Liebe - ein Thema, dem niemand wirklich entkommen kann. Wir können es sehr wohl vermeiden, über Technik oder Landwirtschaft nachzudenken, wenn wir das wollen. Aber jeder von uns hat auf die eine oder andere Weise mit Liebe zu tun: entweder, weil wir sie genießen, oder weil wir mit ihr kämpfen, oder weil wir sie einfach vermissen.

Sich zu verlieben ist zweifellos eines der schönsten Erlebnisse in unserem Leben - dem Himmel so nah wie möglich... wenn es erwidert wird. Doch wie wir alle wissen, verwandelt sich dieser himmlische Zustand so leicht in eine Hölle.

Sowohl meine eigene, über 30 Jahre währende Ehe, als auch meine Arbeit als Berater und Coach haben mich gelehrt, dass Beziehungen bestimmten Gesetzen folgen. Obwohl es kein "Rezept für erfolgreiche Beziehungen" gibt, kann das Verständnis und die Beachtung dieser Prinzipien ein entscheidender Schritt zu einem glücklicheren Leben als Paar sein.
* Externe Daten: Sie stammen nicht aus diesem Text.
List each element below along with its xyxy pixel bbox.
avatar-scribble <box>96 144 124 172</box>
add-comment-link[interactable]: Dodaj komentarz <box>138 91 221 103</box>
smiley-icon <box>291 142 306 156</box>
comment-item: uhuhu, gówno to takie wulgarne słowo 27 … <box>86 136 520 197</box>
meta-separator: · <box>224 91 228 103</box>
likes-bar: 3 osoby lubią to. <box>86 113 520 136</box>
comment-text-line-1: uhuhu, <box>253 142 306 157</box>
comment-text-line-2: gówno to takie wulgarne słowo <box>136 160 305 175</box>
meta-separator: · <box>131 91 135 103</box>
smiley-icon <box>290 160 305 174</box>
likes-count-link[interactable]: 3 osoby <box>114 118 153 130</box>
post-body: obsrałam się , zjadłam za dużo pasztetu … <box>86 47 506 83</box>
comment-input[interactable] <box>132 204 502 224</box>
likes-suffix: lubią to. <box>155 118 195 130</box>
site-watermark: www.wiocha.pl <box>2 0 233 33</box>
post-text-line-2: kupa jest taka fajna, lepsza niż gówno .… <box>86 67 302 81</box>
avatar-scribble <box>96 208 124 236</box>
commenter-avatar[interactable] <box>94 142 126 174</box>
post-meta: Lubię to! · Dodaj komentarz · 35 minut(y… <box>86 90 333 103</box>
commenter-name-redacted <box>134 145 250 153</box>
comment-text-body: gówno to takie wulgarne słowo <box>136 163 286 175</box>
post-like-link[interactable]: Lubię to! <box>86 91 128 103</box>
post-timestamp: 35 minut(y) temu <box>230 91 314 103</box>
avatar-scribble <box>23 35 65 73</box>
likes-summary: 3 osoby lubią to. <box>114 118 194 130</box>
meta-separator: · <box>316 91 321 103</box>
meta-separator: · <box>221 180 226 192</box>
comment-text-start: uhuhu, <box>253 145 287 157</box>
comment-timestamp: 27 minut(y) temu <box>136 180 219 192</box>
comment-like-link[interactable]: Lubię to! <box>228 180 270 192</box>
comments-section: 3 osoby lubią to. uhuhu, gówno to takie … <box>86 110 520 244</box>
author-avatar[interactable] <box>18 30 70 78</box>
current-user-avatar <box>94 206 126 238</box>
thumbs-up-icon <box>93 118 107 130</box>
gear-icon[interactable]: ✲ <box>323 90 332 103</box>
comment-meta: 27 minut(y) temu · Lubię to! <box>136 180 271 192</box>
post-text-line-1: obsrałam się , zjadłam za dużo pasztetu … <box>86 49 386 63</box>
Ich habe festgestellt, dass einer der Hauptgründe für das Scheitern von Beziehungen falsche Erwartungen sind, die von Hollywood und den Medien im Allgemeinen stark gefördert werden. „Happily ever after“- Märchen vermitteln uns die Vorstellung, dass wir nur den „richtigen“ Partner finden müssen und dann einfach die Fahrt von Glücksmoment zu Glücksmoment genießen können. Wahrscheinlich ahnst Du bereits, was ich Dir jetzt sagen werde:

Sorry. Das ist eine Lüge.

Tatsache ist, wenn wir uns erst einmal gefunden haben, dann heißt es: Ärmel hochkrempeln und an die Arbeit!

Bei Beziehungen geht es nicht in erster Linie um Spaß - das ist wichtig zu verstehen. Klar, Spaß wird in unserem gemeinsamen Leben immer eine wichtige Rolle spielen. Dieser wichtige Lebensquell ist auch der attraktive Treibstoff zu Beginn einer Beziehung, wenn Dopamin uns in diesem mühelosen Fluss zwischen Geben und Nehmen tanzen lässt.

Aber Liebesbeziehungen durchlaufen verschiedene Phasen; sich zu verlieben ist nur die erste. Der eigentliche Zweck unserer Beziehungsreise ist, meiner Meinung nach, ein liebevollerer Mensch zu werden, und das geht nur über innere Heilung und persönliches Wachstum. In unserem Bemühen um ein tieferes Verständnis und eine engere Verbindung sind wir ständig gefordert, unsere Komfortzone zu verlassen, zu hinterfragen und in Frage gestellt zu werden. Das kann Spaß machen und aufregend, aber auch verwirrend und schmerzhaft sein.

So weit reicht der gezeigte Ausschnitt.